Xi Jinping Can Now Stay in Office After Second Term – Weibo Responds
Ahead of Monday’s three-day Central Committee “plenum” in Beijing (十九届三中全会 – Feb 26 to 28), official Chinese news agencies (e.g. Xinhua) have reported that the meeting will address some important “structural reforms” to the constitution of the PRC.
On February 25, South China Morning Post‘s Matt Ho wrote that the institutional changes include a proposal by the Communist Party to remove the expression that the president and vice-president “shall serve no more than two consecutive terms.”
This means that Xi Jinping could potentially stay in office after his second five-year term of presidency ends in 2023.
The news caused consternation on Weibo and in WeChat circles, where it was received with much apprehension; some called the idea of Xi’s potential indefinite rule “scary.”

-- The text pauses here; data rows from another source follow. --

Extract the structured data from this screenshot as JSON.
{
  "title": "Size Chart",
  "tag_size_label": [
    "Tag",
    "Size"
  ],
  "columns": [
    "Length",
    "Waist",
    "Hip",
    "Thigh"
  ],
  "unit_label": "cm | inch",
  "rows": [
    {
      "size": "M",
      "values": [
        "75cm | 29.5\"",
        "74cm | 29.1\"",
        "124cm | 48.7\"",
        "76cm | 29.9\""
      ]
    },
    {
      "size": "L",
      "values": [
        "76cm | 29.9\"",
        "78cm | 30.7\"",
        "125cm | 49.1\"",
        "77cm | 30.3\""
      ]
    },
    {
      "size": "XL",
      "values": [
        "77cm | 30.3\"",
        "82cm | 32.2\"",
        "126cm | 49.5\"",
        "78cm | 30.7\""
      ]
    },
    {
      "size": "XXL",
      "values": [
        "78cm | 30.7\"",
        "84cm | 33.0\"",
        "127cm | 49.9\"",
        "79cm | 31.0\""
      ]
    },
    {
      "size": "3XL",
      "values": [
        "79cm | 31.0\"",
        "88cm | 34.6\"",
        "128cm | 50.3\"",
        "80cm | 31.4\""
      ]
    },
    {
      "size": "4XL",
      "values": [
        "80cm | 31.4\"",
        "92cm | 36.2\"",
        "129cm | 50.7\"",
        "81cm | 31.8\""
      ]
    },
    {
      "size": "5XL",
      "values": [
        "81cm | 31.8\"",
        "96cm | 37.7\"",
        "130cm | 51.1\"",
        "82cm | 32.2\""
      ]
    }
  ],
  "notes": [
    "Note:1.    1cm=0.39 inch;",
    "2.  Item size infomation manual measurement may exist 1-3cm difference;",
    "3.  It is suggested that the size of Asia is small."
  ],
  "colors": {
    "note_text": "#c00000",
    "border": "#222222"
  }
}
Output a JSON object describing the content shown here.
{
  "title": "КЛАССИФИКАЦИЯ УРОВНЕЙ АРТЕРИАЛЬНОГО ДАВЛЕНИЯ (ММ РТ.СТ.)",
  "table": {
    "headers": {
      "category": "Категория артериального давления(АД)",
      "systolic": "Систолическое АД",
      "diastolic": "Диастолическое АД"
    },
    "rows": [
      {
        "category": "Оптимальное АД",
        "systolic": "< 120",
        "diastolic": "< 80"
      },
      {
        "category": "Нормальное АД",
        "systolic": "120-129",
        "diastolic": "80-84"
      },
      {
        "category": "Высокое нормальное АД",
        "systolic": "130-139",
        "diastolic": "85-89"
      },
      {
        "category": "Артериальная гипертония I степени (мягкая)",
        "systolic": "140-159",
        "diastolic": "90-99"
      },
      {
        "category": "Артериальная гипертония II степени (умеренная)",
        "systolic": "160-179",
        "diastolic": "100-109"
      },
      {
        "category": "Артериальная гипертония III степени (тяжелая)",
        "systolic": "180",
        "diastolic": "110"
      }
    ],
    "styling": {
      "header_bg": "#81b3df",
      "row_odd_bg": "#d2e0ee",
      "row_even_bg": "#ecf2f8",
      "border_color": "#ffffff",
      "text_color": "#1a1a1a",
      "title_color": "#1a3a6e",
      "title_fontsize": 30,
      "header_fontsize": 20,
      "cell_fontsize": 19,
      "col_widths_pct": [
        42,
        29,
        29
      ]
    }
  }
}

“Our emperor has received the Mandate of Heaven, so we have to kneel and accept,” a person on Weibo said. Others mentioned the North Korean regime and Napoleon in discussions on the constitutional change.
A news item by CCTV on the issue soon received nearly 10.000 shares on Sina Weibo on Sunday, but its comment section was turned off. Many online reactions were censored on Sunday evening, and people also addressed the censorship. On some threads that discussed the topic in a negative light, netizens warned others that they were “walking a tightrope.”
“I’ve posted this before but it was censored within 13 minutes so I will post it again,” one micro-blogger wrote: “I oppose to the amendment of the ‘no more than two consecutive terms of office’ as addressed in the third section of Article 79 of the Constitution.”
An image of Winnie the Pooh dressed up as a king also made its rounds on social media on Sunday. Winnie the Pooh has gone from cute bear to political meme on Weibo since netizens found resemblances between President Xi Jinping and the bear.
Another person replies: “Today is a big day in history. Even though I work in law, I’m ashamed to say I don’t understand the big implications [of this rule] (..).”
“I am not too pessimistic [about this],” another commenter wrote: “But then again, I’m not positive either.”
Besides critique, there was also some confusion on social media, with many netizens wondering whether or not the new law has already passed. Officially, China’s constitution still needs to be modified, so the law has not been formally passed -just yet.
By Sunday evening around 22:00 (Beijing time), various terms relating to the proposed amendment change, such as “two-term limit” or “continued rule” had become non-searchable on Weibo.